La dangereuse escalade entre l’Iran et l’Arabie saoudite
« L’Arabie saoudite paiera un prix élevé » avait lancé Téhéran en direction de Ryad après l’annonce de l’exécution du leader de la mouvance chiite saoudienne Nimr Baqer Al-Nimr en compagnie de 46 autres personnes accusées de terrorisme dont des fidèles du réseau Al Qaïda que dirigeait Oussama Ben Laden.
Par Mustapha Tossa
Les deux puissances s’affrontent déjà sur de nombreux théâtres. Le plus brûlant est le Yemen. L’Arabie tente de restaurer le pouvoir légitime d’un président, Mansour Hadi, contesté par des rebelles Houtis à l’obédience chiite et aux fidélités iraniennes. Le plus sanglant est le théâtre Syrien où les Saoudiens tentent depuis presque cinq années de démanteler le régime de Bachar al Assad alors que les Iraniens, aidés par les Russes, livrent un effort gigantesque pour lui tenir la tête hors du goulot. Le plus confus est le théâtre irakien où l’Arabie saoudite est accusée de soutenir les mouvements terroristes tandis que les Iraniens soutiennent de facto le régime sectaire de Baghdad. Enfin le théâtre le plus tendu et le plus ancien est le Liban où les Iraniens entretiennent un puissant groupe politico-militaire, le Hezbollah, tandis que les Saoudiens misent sur la mouvance sunnite incarné politiquement par Saad Hariri pour conserver le Liban dans sa sphère d’influence.

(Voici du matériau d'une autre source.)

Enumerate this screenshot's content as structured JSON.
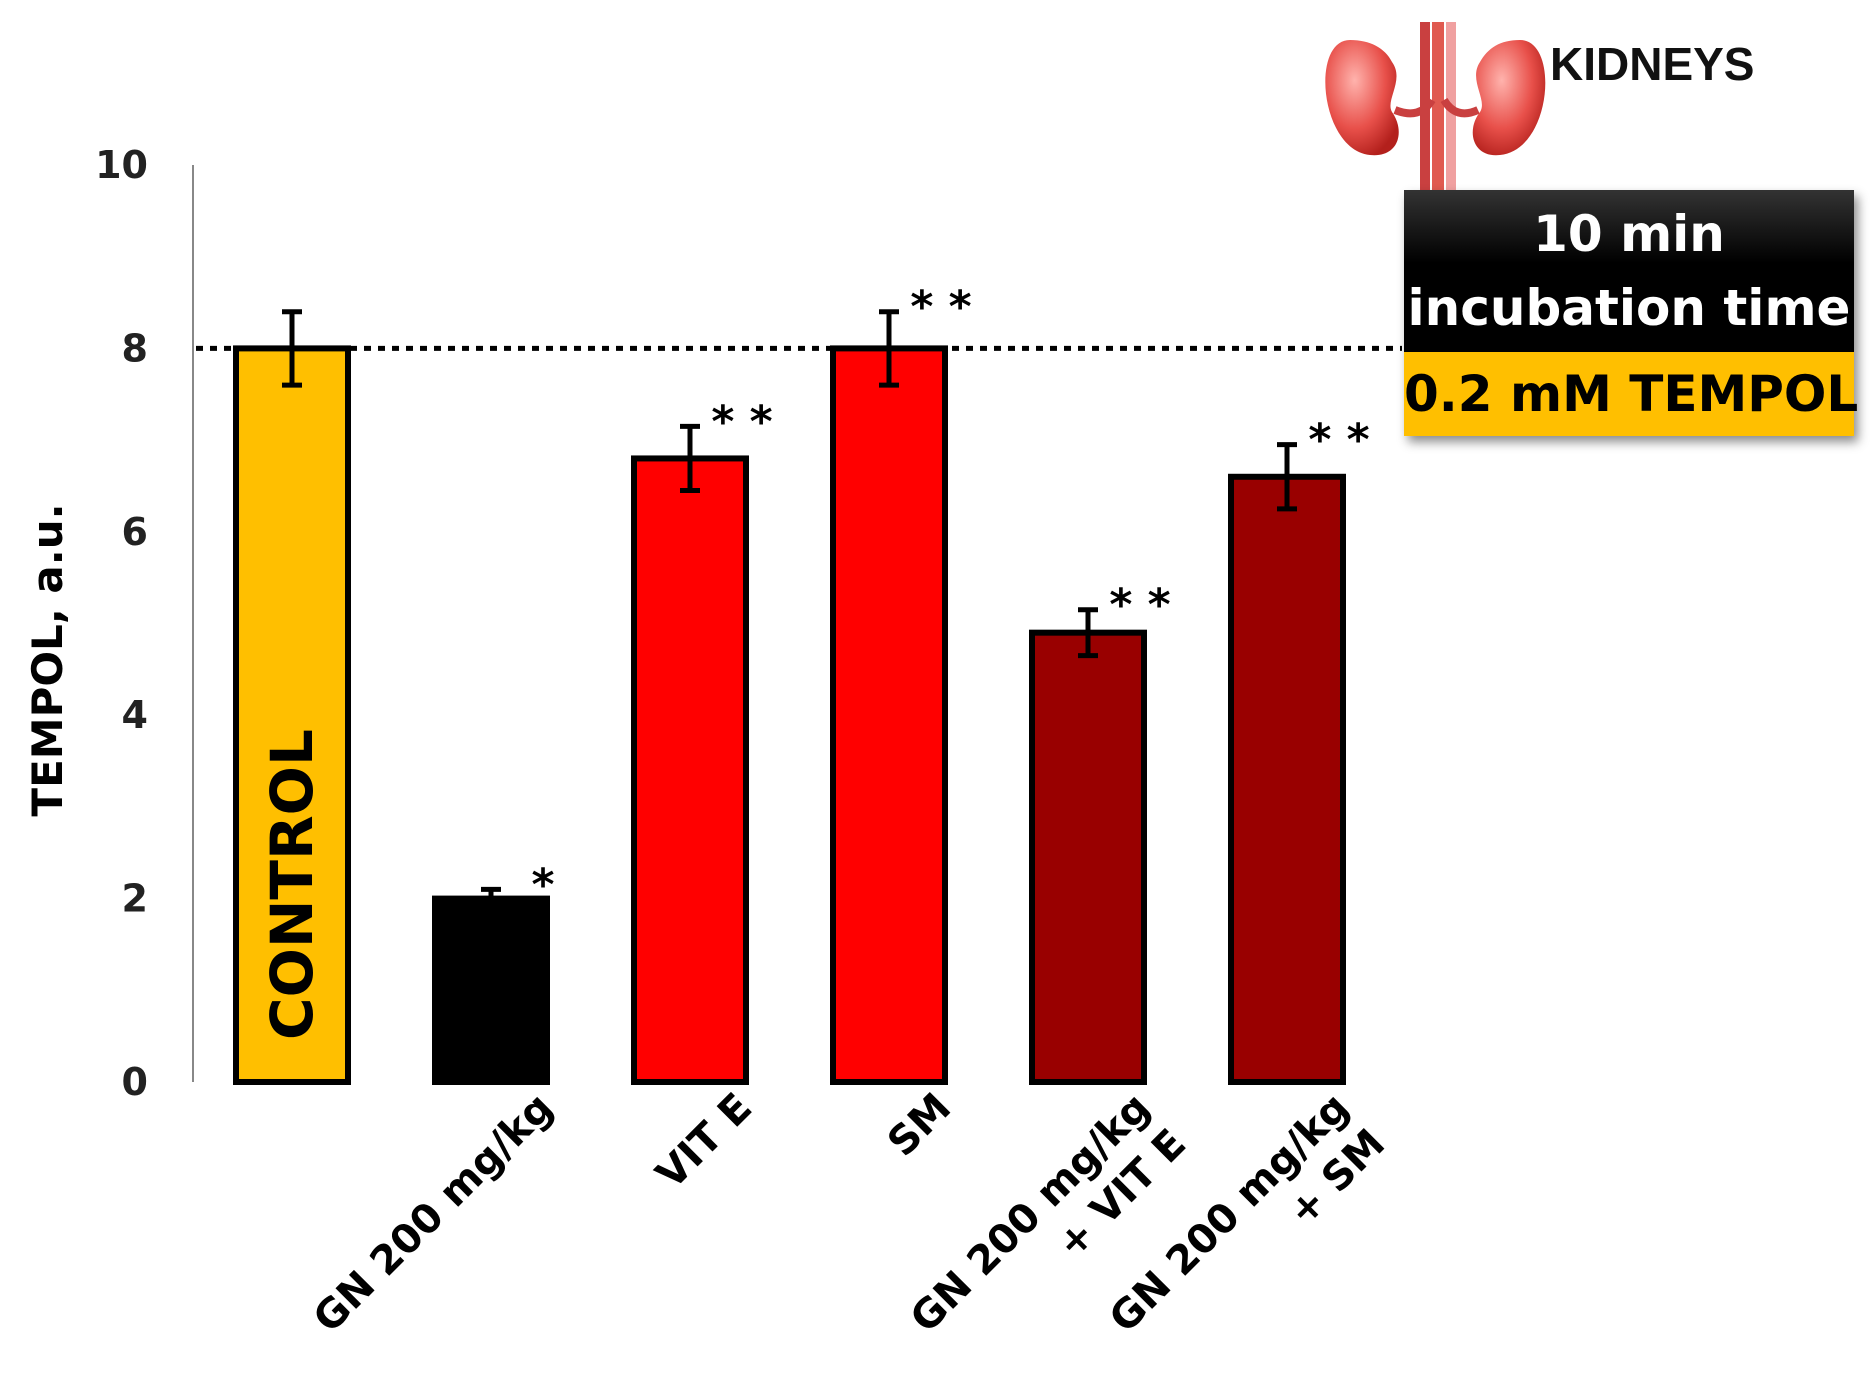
{
  "chart_data": {
    "type": "bar",
    "title": "",
    "xlabel": "",
    "ylabel": "TEMPOL, a.u.",
    "ylim": [
      0,
      10
    ],
    "yticks": [
      "0",
      "2",
      "4",
      "6",
      "8",
      "10"
    ],
    "reference_line": 8,
    "categories": [
      "CONTROL",
      "GN 200 mg/kg",
      "VIT E",
      "SM",
      "GN 200 mg/kg + VIT E",
      "GN 200 mg/kg + SM"
    ],
    "category_labels": [
      [
        "CONTROL"
      ],
      [
        "GN 200 mg/kg"
      ],
      [
        "VIT E"
      ],
      [
        "SM"
      ],
      [
        "GN 200 mg/kg",
        "+ VIT E"
      ],
      [
        "GN 200 mg/kg",
        "+ SM"
      ]
    ],
    "values": [
      8.0,
      2.0,
      6.8,
      8.0,
      4.9,
      6.6
    ],
    "errors": [
      0.4,
      0.1,
      0.35,
      0.4,
      0.25,
      0.35
    ],
    "significance": [
      "",
      "*",
      "**",
      "**",
      "**",
      "**"
    ],
    "bar_colors": [
      "#ffbf00",
      "#000000",
      "#ff0000",
      "#ff0000",
      "#990000",
      "#990000"
    ]
  },
  "organ_label": "KIDNEYS",
  "condition": {
    "line1": "10 min",
    "line2": "incubation time",
    "concentration": "0.2 mM TEMPOL"
  },
  "icons": {
    "organ": "kidneys-icon"
  }
}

Depuis que la communauté internationale est parvenue à lier l’Iran par un accord sur la maîtrise de son nucléaire, l’Arabie saoudite avait vu rouge. Non seulement elle avait échoué à maintenir son concurrent iranien dans l’isolement international en diabolisant son image, mais elle avait immédiatement senti le danger à traiter avec une puissance iranienne débarrassée des sanctions internationales, reprenant tout sa place dans le grand échiquier des nations.
Cette exécution de Nimr, une icône de l’opposition chiite, a provoqué une série de réactions, des condamnations et de menaces du monde chiite. Cette avalanche d’avertissements a de quoi interpeller les chroniqueurs de cette compétition historique entre Ryad et Téhéran. Que peuvent encore faire les Iraniens pour mettre à exécution leurs menaces? La guerre ouverte et directe entre les deux pays étant pour le moment exclue pour des logiques de gouvernance internationale, les coups bas vont connaître une intense floraison qui aura forcément un impact sur les différentes crises régionales dans lesquelles s’opposent les deux pays.